Well, have you ever made something you find you just adore? I just love that vintage needlepoint chair I made for First Daughter and Son.One very pragmatic reason is that after all these years, I have FINALLY stopped procrasinating on at least ONE “vintage retrouvailles ” project and have actually produced the work I had written up in an ancient sketchbook. This Chickie finally hatched that Egg!
As for the narrative content in the work: Depending on how I place the seat cushion in relation to the back cushion, different sets of stories present themselves…What are the permutations? The reversible square seat cushion can be placed eight different ways; the reversible back cushion (not square) can be placed four different ways, thus each pairing of cushions can be read visually with multiple connections…and that is without counting the contribution of side views from the eight gussets which contribute yet another set of multiples…

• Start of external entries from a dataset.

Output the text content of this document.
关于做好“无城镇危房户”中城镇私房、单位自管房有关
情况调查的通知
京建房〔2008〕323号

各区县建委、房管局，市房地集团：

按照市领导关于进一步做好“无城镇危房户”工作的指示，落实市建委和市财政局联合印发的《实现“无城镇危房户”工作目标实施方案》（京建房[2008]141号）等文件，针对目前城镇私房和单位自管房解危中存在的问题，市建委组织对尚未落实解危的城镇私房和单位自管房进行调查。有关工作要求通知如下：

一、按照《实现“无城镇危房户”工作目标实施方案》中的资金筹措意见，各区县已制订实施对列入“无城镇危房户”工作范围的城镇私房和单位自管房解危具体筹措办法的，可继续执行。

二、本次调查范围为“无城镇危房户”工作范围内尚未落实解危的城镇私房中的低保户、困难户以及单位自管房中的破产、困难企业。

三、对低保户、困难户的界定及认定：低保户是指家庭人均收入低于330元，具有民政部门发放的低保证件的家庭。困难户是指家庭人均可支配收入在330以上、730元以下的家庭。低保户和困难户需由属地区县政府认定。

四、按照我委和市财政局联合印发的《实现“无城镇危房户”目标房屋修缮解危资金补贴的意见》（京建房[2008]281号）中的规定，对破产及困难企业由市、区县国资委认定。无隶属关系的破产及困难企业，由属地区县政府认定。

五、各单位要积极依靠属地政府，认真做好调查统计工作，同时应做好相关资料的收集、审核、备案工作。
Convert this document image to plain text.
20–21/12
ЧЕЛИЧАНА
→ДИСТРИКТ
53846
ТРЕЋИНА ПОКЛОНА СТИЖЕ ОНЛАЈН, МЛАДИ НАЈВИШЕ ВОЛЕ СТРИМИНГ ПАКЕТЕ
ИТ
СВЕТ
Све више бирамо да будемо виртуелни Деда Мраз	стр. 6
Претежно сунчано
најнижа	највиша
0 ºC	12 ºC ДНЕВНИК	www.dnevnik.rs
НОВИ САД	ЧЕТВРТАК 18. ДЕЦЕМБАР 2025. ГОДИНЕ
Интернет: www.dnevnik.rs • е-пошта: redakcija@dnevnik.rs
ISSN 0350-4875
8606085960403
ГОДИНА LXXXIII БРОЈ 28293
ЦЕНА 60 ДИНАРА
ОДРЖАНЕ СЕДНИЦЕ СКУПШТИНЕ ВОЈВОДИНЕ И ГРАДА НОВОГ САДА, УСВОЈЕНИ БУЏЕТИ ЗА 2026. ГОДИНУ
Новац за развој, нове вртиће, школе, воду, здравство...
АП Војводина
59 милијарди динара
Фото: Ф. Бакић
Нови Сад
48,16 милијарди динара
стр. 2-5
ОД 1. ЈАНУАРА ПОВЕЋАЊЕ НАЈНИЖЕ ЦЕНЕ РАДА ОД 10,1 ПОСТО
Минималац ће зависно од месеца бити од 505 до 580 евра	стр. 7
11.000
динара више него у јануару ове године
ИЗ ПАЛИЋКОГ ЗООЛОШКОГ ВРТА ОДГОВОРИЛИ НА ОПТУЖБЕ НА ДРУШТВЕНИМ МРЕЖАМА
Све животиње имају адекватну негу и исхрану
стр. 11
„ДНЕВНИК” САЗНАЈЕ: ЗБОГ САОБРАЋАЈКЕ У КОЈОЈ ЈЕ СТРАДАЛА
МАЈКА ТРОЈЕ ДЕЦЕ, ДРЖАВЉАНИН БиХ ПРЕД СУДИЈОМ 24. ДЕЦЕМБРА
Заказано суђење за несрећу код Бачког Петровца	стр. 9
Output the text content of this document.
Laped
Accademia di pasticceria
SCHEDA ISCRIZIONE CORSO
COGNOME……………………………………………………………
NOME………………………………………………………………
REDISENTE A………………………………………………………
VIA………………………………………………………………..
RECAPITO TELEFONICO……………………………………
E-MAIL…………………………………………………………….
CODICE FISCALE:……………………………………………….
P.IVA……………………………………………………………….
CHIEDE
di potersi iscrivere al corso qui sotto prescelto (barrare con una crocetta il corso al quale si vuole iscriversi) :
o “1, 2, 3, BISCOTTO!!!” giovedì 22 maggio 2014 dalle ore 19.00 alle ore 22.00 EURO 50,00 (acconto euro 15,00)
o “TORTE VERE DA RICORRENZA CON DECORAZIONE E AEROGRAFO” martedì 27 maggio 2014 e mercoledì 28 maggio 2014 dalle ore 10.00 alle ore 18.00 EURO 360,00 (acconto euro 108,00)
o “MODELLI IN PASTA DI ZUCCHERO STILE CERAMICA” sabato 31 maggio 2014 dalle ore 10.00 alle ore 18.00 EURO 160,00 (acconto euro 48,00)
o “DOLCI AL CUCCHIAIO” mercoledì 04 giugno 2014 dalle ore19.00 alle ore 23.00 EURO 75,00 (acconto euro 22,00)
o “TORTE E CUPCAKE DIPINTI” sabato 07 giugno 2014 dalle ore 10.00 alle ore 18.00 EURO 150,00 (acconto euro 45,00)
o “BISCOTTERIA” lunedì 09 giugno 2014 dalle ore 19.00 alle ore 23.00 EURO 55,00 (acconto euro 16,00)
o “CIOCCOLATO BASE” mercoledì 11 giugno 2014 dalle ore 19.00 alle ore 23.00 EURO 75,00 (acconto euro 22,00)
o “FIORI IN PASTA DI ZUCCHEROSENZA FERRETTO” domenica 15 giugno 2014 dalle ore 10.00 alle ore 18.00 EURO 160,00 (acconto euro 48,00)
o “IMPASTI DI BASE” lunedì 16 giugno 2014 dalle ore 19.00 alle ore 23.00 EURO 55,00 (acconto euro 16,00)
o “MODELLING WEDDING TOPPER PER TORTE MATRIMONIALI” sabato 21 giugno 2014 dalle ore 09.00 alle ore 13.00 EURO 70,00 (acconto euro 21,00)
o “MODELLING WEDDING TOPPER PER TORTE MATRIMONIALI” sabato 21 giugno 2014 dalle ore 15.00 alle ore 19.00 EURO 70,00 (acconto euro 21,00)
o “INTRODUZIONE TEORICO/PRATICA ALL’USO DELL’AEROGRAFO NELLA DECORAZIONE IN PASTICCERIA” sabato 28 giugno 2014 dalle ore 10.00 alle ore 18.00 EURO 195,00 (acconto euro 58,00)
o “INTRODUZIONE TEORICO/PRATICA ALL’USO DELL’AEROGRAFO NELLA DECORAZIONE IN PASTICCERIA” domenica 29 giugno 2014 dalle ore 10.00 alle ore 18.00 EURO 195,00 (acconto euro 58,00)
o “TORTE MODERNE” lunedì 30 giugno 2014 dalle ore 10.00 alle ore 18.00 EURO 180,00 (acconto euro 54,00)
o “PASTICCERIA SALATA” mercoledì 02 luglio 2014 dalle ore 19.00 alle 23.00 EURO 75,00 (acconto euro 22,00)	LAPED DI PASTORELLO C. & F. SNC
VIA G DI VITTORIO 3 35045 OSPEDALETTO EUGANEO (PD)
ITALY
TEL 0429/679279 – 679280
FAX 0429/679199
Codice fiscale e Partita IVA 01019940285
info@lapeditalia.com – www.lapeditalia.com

This Old Guy (my age I think) you see on the right is from a Quebec needlepoint named “Pecheur” or “fisherman”. I rather like the ambivalence of the title printed on the canvas in capital letters because the word can also be mistaken for “sinner”….
Here are some more Stories:
Interesting that the subjects of the stitchery are often portraits of some kind- here, the Carmen-like dancer (Jane Russell? ) and the free spirited dancing figures twirling textiles above them as dancers from Mid East cultures might do.
Fruit, flowers, wine, fish, the dance…allusions to all the sensual pleasures are stitched- smoking too!
And some close ups of the Work Of Their Hands, may they be blessed:
And of course how can we escape reference to the landscapes of the Group pf Seven and that stereotypical – still lovely, though! – Canadian fall landscape:
In contrast to but in sympathy with the heroic cross stitchery above (on crappy polyester) the machine made embroideries from patterned polyester ribbons:
The design of the Palestinian embroidery reminds me so much of the Fair Isle “jumpers” my mama used to knit for me when I was small. In future, I will post some images of a wool “jumper” knitted in Orkney (where I was born and lived as a child) and which has many similarities of patterning. I am so grateful for the inspiration we derive from the legacy of women's creative, generous and industrious spirits from every culture and across time. The Story Chair brought this all to my mind and heart.